• Théâtre  • Philippe Van Kessel, hommage à un Prince mélancolique.
Philippe Van Kessel

Philippe Van Kessel, hommage à un Prince mélancolique.

Philippe Van Kessel décédé, quelle émotion intime. Une grande partie de mon amour du théâtre contemporain vient de lui. Signe du destin, je l’ai croisé pour la dernière fois à l’enterrement de l’adorable Nadine Lamotte, un des visages souriants du National. Philippe, comme un fantôme hamletien, reparu furtivement là, était quasi invisible depuis sa retraite de la direction du National en 2005.

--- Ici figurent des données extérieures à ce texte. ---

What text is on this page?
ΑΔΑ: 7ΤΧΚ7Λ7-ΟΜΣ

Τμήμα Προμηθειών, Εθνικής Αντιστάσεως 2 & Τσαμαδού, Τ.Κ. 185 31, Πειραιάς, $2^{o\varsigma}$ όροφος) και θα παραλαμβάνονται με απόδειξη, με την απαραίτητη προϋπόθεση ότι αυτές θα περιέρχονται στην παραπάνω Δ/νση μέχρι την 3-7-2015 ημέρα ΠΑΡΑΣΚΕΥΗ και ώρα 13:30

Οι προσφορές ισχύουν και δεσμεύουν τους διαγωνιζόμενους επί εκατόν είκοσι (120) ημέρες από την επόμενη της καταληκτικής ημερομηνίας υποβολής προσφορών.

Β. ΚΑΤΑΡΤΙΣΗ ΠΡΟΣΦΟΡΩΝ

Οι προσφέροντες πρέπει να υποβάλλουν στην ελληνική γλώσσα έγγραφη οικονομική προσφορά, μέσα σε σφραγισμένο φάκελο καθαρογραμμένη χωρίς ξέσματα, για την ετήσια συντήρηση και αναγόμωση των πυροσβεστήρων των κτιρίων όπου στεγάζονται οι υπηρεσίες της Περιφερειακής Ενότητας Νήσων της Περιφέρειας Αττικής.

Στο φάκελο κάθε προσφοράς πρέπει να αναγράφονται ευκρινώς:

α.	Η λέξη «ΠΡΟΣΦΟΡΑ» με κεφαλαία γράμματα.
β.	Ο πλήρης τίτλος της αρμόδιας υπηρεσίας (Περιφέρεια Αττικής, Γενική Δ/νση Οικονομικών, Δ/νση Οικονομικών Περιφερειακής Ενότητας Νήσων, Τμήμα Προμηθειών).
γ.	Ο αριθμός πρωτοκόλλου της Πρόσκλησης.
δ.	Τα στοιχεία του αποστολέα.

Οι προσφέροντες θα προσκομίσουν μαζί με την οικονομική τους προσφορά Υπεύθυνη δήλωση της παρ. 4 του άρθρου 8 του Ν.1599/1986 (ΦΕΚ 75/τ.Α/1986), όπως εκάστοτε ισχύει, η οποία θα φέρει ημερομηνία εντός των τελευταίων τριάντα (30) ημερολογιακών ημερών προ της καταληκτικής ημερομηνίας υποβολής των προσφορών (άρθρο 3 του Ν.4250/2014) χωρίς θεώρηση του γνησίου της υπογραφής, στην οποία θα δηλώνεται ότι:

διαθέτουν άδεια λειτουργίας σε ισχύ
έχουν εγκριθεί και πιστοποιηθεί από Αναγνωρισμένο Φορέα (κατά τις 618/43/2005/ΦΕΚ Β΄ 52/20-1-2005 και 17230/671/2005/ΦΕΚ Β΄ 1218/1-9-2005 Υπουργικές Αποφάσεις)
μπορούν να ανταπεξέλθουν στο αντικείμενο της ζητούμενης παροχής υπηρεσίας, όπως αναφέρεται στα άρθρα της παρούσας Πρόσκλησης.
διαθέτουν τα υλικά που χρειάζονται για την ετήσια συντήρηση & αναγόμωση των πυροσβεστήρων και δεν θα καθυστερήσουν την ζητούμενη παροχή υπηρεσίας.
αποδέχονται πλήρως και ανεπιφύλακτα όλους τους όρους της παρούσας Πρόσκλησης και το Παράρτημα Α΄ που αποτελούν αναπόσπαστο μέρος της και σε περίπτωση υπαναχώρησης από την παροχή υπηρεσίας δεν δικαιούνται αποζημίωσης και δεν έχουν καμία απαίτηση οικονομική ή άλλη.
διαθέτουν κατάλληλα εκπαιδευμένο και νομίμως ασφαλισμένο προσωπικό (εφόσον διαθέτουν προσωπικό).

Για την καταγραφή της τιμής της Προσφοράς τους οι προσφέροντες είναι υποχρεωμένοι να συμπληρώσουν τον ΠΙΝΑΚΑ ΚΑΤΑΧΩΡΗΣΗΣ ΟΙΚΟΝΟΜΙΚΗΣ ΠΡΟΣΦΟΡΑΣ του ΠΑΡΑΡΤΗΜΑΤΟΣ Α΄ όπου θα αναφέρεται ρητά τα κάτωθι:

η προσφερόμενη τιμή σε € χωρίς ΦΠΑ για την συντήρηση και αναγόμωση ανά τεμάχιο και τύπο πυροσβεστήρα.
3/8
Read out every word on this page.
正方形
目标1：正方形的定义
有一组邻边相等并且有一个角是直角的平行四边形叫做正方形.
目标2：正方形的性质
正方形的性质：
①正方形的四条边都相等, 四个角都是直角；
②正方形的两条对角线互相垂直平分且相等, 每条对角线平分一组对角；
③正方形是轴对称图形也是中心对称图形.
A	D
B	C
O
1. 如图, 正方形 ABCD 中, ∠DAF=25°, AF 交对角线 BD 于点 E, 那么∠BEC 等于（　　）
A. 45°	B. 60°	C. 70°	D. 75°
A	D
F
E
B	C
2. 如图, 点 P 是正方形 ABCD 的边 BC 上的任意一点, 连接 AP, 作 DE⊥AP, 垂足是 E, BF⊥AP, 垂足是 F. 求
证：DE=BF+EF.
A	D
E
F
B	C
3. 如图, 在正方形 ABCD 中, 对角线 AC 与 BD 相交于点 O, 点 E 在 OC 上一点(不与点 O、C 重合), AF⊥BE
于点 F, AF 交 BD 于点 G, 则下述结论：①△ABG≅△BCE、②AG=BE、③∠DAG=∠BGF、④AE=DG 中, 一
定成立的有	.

Mon premier souvenir de lui : au Théâtre de Poche au début des années 70, acteur nu (atteinte aux bonnes mœurs à l’époque !) dans « Et ils passèrent des menottes aux fleurs » : un pamphlet anti-franquiste de Fernando Arrabal où la nudité de l’acteur au-delà de la « provoc » mettait d’abord en évidence l’horreur de la mort par le garrot, la rupture sadique du cou.  Franco n’est mort qu’en 1975. Philippe avait pour partenaire de jeu …Marion Hänsel, pas encore connue comme cinéaste et à laquelle les Magritte rendent hommage ce soir. Marion Hänsel disparue dans les brumes du premier Covid en 2020.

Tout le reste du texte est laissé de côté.